Notre Dame Test Case
The Harris corner detection algorithm was implemented pretty strictly. The only addition was that since the SIFT descriptor uses 16x16 blocks, so the interest points had integer-plus-a-half coordinates, in the direction of local maxima's highest neighbors. This would be more important if the algorithm implemented robustness to rotation, in which case you'd want to have an accurate center for the descriptor. A better strategy would be to use bilinear interpolation for both choosing the interest points and for input into the SIFT descriptor. Performance seemed heavily affected by the blurring after the squaring of the differentials. Somehow, a smaller blur caused the program to pick less cornery background features, which doesn't make sense to me.
Basic SIFT descriptors were implemented, and each value in the resulting vectors was squarerooted before normalization to diminish the effect of outliers.
Each feature was matched to it's nearest neighbor iff it was it's nearest neighbor's nearest neighbor, and both the feature and it's nearest neighbor had a nearest neighbor difference ratio (nndr) less than a threshold. A threshold of about 0.95 seemed best, which is rather high and suggests that the first 2 steps need improvement.

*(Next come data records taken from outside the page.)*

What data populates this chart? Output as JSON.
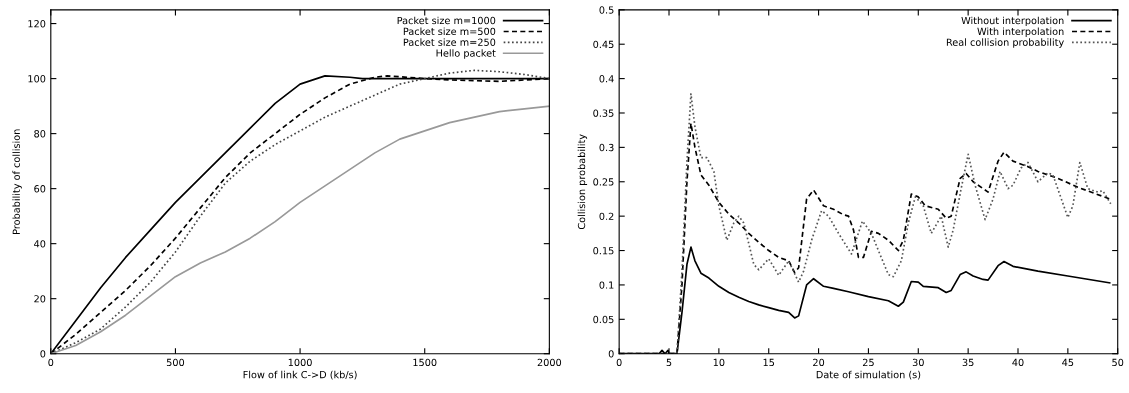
{
  "chart_data": [
    {
      "type": "line",
      "xlabel": "Flow of link C->D (kb/s)",
      "ylabel": "Probability of collision",
      "xlim": [
        0,
        2000
      ],
      "ylim": [
        0,
        125
      ],
      "xticks": [
        0,
        500,
        1000,
        1500,
        2000
      ],
      "yticks": [
        0,
        20,
        40,
        60,
        80,
        100,
        120
      ],
      "grid": false,
      "legend": "top right",
      "series": [
        {
          "name": "Packet size m=1000",
          "color": "#000000",
          "line_style": "solid",
          "x": [
            0,
            100,
            200,
            300,
            400,
            500,
            600,
            700,
            800,
            900,
            1000,
            1100,
            1200,
            1250,
            1400,
            1600,
            2000
          ],
          "values": [
            0,
            12,
            24,
            35,
            45,
            55,
            64,
            73,
            82,
            91,
            98,
            101,
            100.5,
            100,
            100,
            100,
            100
          ]
        },
        {
          "name": "Packet size m=500",
          "color": "#000000",
          "line_style": "dashed",
          "x": [
            0,
            100,
            200,
            300,
            400,
            500,
            600,
            700,
            800,
            900,
            1000,
            1100,
            1200,
            1300,
            1350,
            1500,
            1600,
            1800,
            2000
          ],
          "values": [
            0,
            7,
            15,
            23,
            32,
            42,
            53,
            64,
            73,
            80,
            87,
            93,
            98,
            100.5,
            101,
            100,
            99.5,
            99,
            100
          ]
        },
        {
          "name": "Packet size m=250",
          "color": "#444444",
          "line_style": "dotted",
          "x": [
            0,
            100,
            200,
            300,
            400,
            500,
            600,
            700,
            800,
            900,
            1000,
            1100,
            1200,
            1300,
            1400,
            1500,
            1600,
            1700,
            1800,
            1900,
            2000
          ],
          "values": [
            0,
            4,
            9,
            17,
            26,
            37,
            50,
            62,
            70,
            76,
            81,
            86,
            90,
            94,
            98,
            100,
            102,
            103,
            102.5,
            101.5,
            100
          ]
        },
        {
          "name": "Hello packet",
          "color": "#999999",
          "line_style": "solid",
          "x": [
            0,
            100,
            200,
            300,
            400,
            500,
            600,
            700,
            800,
            900,
            1000,
            1100,
            1200,
            1300,
            1400,
            1500,
            1600,
            1700,
            1800,
            1900,
            2000
          ],
          "values": [
            0,
            3,
            8,
            14,
            21,
            28,
            33,
            37,
            42,
            48,
            55,
            61,
            67,
            73,
            78,
            81,
            84,
            86,
            88,
            89,
            90
          ]
        }
      ]
    },
    {
      "type": "line",
      "xlabel": "Date of simulation (s)",
      "ylabel": "Collision probability",
      "xlim": [
        0,
        50
      ],
      "ylim": [
        0,
        0.5
      ],
      "xticks": [
        0,
        5,
        10,
        15,
        20,
        25,
        30,
        35,
        40,
        45,
        50
      ],
      "yticks": [
        0,
        0.05,
        0.1,
        0.15,
        0.2,
        0.25,
        0.3,
        0.35,
        0.4,
        0.45,
        0.5
      ],
      "grid": false,
      "legend": "top right",
      "series": [
        {
          "name": "Without interpolation",
          "color": "#000000",
          "line_style": "solid",
          "x": [
            0,
            2,
            4,
            4.3,
            4.6,
            4.9,
            5,
            5.8,
            6.3,
            6.8,
            7.2,
            7.6,
            8.2,
            9,
            10,
            11,
            12,
            13,
            14,
            15,
            16,
            17,
            17.6,
            18,
            18.8,
            19.5,
            20.5,
            21.5,
            23,
            25,
            27,
            28,
            28.5,
            29.3,
            30,
            30.5,
            32,
            32.8,
            33.3,
            34.2,
            34.8,
            35.5,
            36.5,
            37,
            38,
            38.6,
            39.5,
            42,
            45,
            49.2
          ],
          "values": [
            0,
            0,
            0,
            0.005,
            0,
            0.005,
            0,
            0,
            0.06,
            0.13,
            0.155,
            0.135,
            0.117,
            0.11,
            0.098,
            0.089,
            0.082,
            0.076,
            0.071,
            0.067,
            0.063,
            0.06,
            0.052,
            0.055,
            0.1,
            0.109,
            0.098,
            0.095,
            0.09,
            0.083,
            0.077,
            0.069,
            0.075,
            0.105,
            0.104,
            0.098,
            0.096,
            0.089,
            0.092,
            0.115,
            0.119,
            0.113,
            0.108,
            0.107,
            0.128,
            0.134,
            0.127,
            0.12,
            0.113,
            0.103
          ]
        },
        {
          "name": "With interpolation",
          "color": "#000000",
          "line_style": "dashed",
          "x": [
            0,
            5.8,
            6.3,
            6.8,
            7.2,
            7.6,
            8.2,
            9,
            10,
            11,
            12,
            13,
            14,
            15,
            16,
            17,
            17.6,
            18,
            18.8,
            19.5,
            20.5,
            21.5,
            22.5,
            23,
            23.5,
            24,
            24.5,
            25.3,
            26,
            27,
            28,
            28.5,
            29.3,
            30,
            30.7,
            32,
            32.8,
            33.3,
            34.2,
            34.8,
            35.5,
            37,
            38,
            38.6,
            39.5,
            41,
            42,
            44,
            46,
            49.2
          ],
          "values": [
            0,
            0,
            0.1,
            0.25,
            0.335,
            0.3,
            0.26,
            0.245,
            0.22,
            0.203,
            0.19,
            0.175,
            0.162,
            0.15,
            0.14,
            0.135,
            0.118,
            0.125,
            0.225,
            0.238,
            0.215,
            0.21,
            0.202,
            0.2,
            0.18,
            0.14,
            0.14,
            0.178,
            0.175,
            0.165,
            0.15,
            0.165,
            0.232,
            0.228,
            0.215,
            0.21,
            0.197,
            0.2,
            0.255,
            0.262,
            0.25,
            0.235,
            0.28,
            0.293,
            0.28,
            0.272,
            0.265,
            0.255,
            0.242,
            0.225
          ]
        },
        {
          "name": "Real collision probability",
          "color": "#555555",
          "line_style": "dotted",
          "x": [
            0,
            5.8,
            6.3,
            6.8,
            7.2,
            7.6,
            8.2,
            8.8,
            9.5,
            10,
            10.8,
            11.5,
            12,
            12.5,
            13.5,
            14,
            15,
            16,
            17,
            18,
            18.5,
            19.3,
            20.3,
            21,
            22,
            23.3,
            24.4,
            25.3,
            26,
            27,
            27.5,
            28.3,
            29,
            29.7,
            30.5,
            31.3,
            32.3,
            33,
            33.5,
            34.3,
            35,
            35.7,
            36.7,
            37.5,
            38.2,
            39,
            39.5,
            40.3,
            41,
            42,
            43,
            43.5,
            45,
            45.5,
            46.2,
            47,
            48,
            48.5,
            49.3
          ],
          "values": [
            0,
            0,
            0.12,
            0.28,
            0.378,
            0.33,
            0.285,
            0.285,
            0.265,
            0.215,
            0.165,
            0.19,
            0.2,
            0.19,
            0.13,
            0.122,
            0.138,
            0.114,
            0.135,
            0.104,
            0.12,
            0.165,
            0.208,
            0.2,
            0.175,
            0.145,
            0.193,
            0.175,
            0.15,
            0.115,
            0.112,
            0.135,
            0.19,
            0.228,
            0.215,
            0.175,
            0.2,
            0.155,
            0.18,
            0.24,
            0.29,
            0.245,
            0.195,
            0.225,
            0.265,
            0.24,
            0.245,
            0.27,
            0.278,
            0.25,
            0.263,
            0.26,
            0.198,
            0.215,
            0.278,
            0.24,
            0.235,
            0.237,
            0.218
          ]
        }
      ]
    }
  ]
}
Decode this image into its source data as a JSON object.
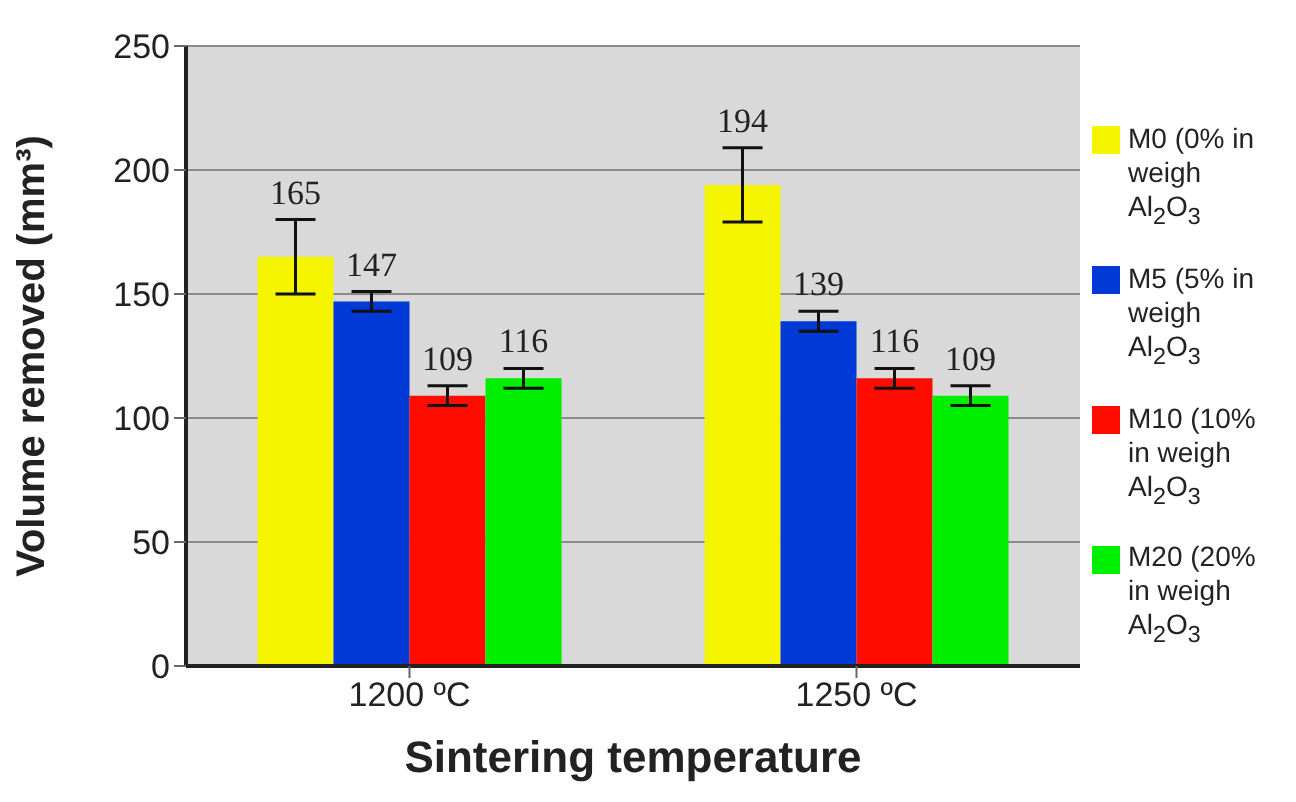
{
  "chart_data": {
    "type": "bar",
    "xlabel": "Sintering temperature",
    "ylabel": "Volume removed (mm³)",
    "categories": [
      "1200 ºC",
      "1250 ºC"
    ],
    "series": [
      {
        "name": "M0 (0% in weigh Al$_{2}$O$_{3}$",
        "color": "#f5f500",
        "values": [
          165,
          194
        ],
        "errors": [
          15,
          15
        ]
      },
      {
        "name": "M5 (5% in weigh Al$_{2}$O$_{3}$",
        "color": "#0039d6",
        "values": [
          147,
          139
        ],
        "errors": [
          4,
          4
        ]
      },
      {
        "name": "M10 (10% in weigh Al$_{2}$O$_{3}$",
        "color": "#fe0c00",
        "values": [
          109,
          116
        ],
        "errors": [
          4,
          4
        ]
      },
      {
        "name": "M20 (20% in weigh Al$_{2}$O$_{3}$",
        "color": "#00ee00",
        "values": [
          116,
          109
        ],
        "errors": [
          4,
          4
        ]
      }
    ],
    "ylim": [
      0,
      250
    ],
    "yticks": [
      0,
      50,
      100,
      150,
      200,
      250
    ],
    "grid": "y",
    "legend": "right",
    "data_labels": true
  }
}
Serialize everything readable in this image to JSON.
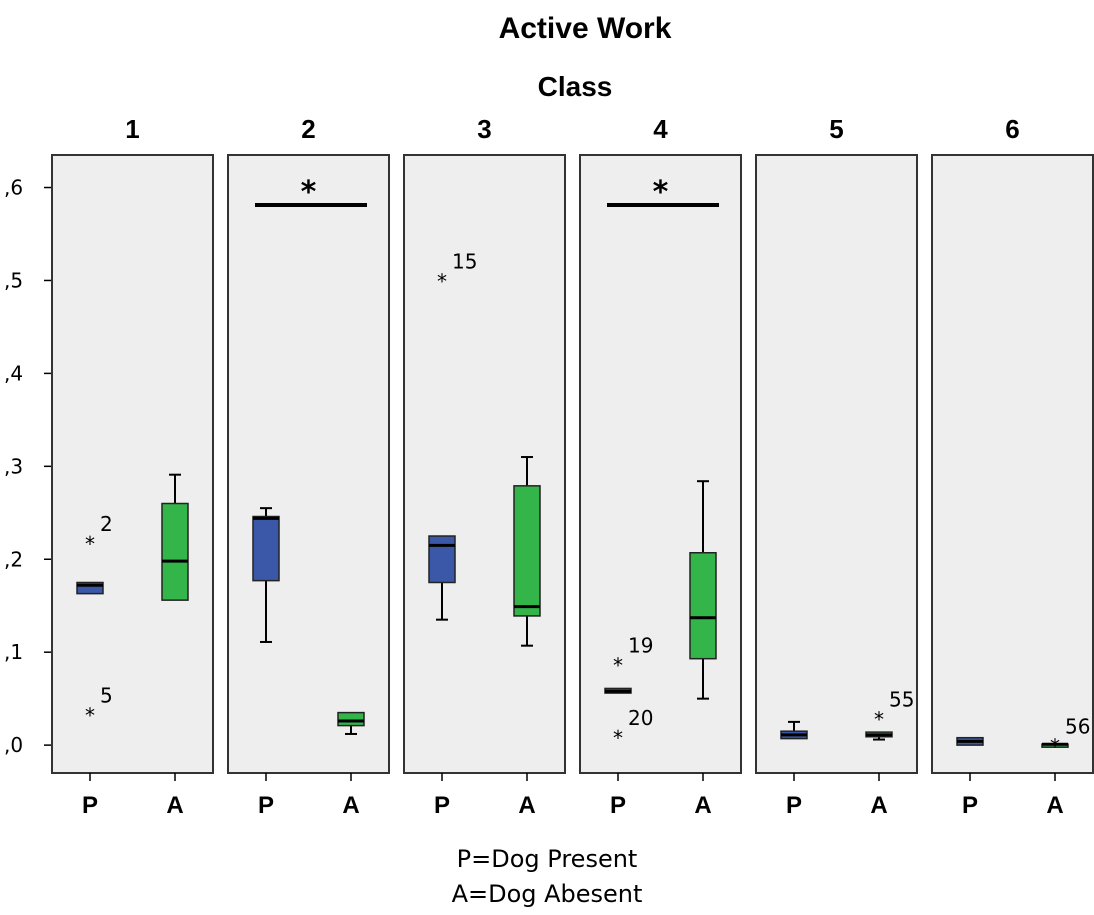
{
  "chart_data": {
    "type": "boxplot",
    "title": "Active Work",
    "subtitle": "Class",
    "ylim": [
      -0.03,
      0.635
    ],
    "y_ticks": [
      0.0,
      0.1,
      0.2,
      0.3,
      0.4,
      0.5,
      0.6
    ],
    "y_tick_labels": [
      ",0",
      ",1",
      ",2",
      ",3",
      ",4",
      ",5",
      ",6"
    ],
    "group_labels": [
      "P",
      "A"
    ],
    "colors": {
      "P": "#3b58a8",
      "A": "#33b54a",
      "panel_bg": "#eeeeee"
    },
    "panels": [
      {
        "label": "1",
        "significant": false,
        "boxes": [
          {
            "group": "P",
            "min": 0.163,
            "q1": 0.163,
            "median": 0.172,
            "q3": 0.175,
            "max": 0.175,
            "outliers": [
              {
                "value": 0.222,
                "label": "2"
              },
              {
                "value": 0.037,
                "label": "5"
              }
            ]
          },
          {
            "group": "A",
            "min": 0.156,
            "q1": 0.156,
            "median": 0.198,
            "q3": 0.26,
            "max": 0.291,
            "outliers": []
          }
        ]
      },
      {
        "label": "2",
        "significant": true,
        "sig_marker": "*",
        "boxes": [
          {
            "group": "P",
            "min": 0.111,
            "q1": 0.177,
            "median": 0.244,
            "q3": 0.246,
            "max": 0.255,
            "outliers": []
          },
          {
            "group": "A",
            "min": 0.012,
            "q1": 0.021,
            "median": 0.026,
            "q3": 0.035,
            "max": 0.035,
            "outliers": []
          }
        ]
      },
      {
        "label": "3",
        "significant": false,
        "boxes": [
          {
            "group": "P",
            "min": 0.135,
            "q1": 0.175,
            "median": 0.215,
            "q3": 0.225,
            "max": 0.225,
            "outliers": [
              {
                "value": 0.504,
                "label": "15"
              }
            ]
          },
          {
            "group": "A",
            "min": 0.107,
            "q1": 0.139,
            "median": 0.149,
            "q3": 0.279,
            "max": 0.31,
            "outliers": []
          }
        ]
      },
      {
        "label": "4",
        "significant": true,
        "sig_marker": "*",
        "boxes": [
          {
            "group": "P",
            "min": 0.056,
            "q1": 0.056,
            "median": 0.058,
            "q3": 0.061,
            "max": 0.061,
            "outliers": [
              {
                "value": 0.091,
                "label": "19"
              },
              {
                "value": 0.013,
                "label": "20"
              }
            ]
          },
          {
            "group": "A",
            "min": 0.05,
            "q1": 0.093,
            "median": 0.137,
            "q3": 0.207,
            "max": 0.284,
            "outliers": []
          }
        ]
      },
      {
        "label": "5",
        "significant": false,
        "boxes": [
          {
            "group": "P",
            "min": 0.007,
            "q1": 0.007,
            "median": 0.011,
            "q3": 0.015,
            "max": 0.025,
            "outliers": []
          },
          {
            "group": "A",
            "min": 0.006,
            "q1": 0.009,
            "median": 0.011,
            "q3": 0.014,
            "max": 0.014,
            "outliers": [
              {
                "value": 0.033,
                "label": "55"
              }
            ]
          }
        ]
      },
      {
        "label": "6",
        "significant": false,
        "boxes": [
          {
            "group": "P",
            "min": 0.0,
            "q1": 0.0,
            "median": 0.004,
            "q3": 0.008,
            "max": 0.008,
            "outliers": []
          },
          {
            "group": "A",
            "min": 0.0,
            "q1": 0.0,
            "median": 0.001,
            "q3": 0.001,
            "max": 0.001,
            "outliers": [
              {
                "value": 0.004,
                "label": "56"
              }
            ]
          }
        ]
      }
    ]
  },
  "legend": {
    "line1": "P=Dog Present",
    "line2": "A=Dog Abesent"
  }
}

For reasonably similar image pairs, about 70% of the proposed matches were true positives. (See Notre Dame above). This algorithm works surprisingly well with static objects like rocks and buildings, and fails miserably (as expected) with more dynamic objects, like faces. Given 2 unrelated pictures of half dome from a google search, the algorithm successfully found a major horizontal feature if the cliff face and a false peak. However, given two photos of Stephen Colbert, no successful matches were made, because the algorithm only takes into account low level features like gradients.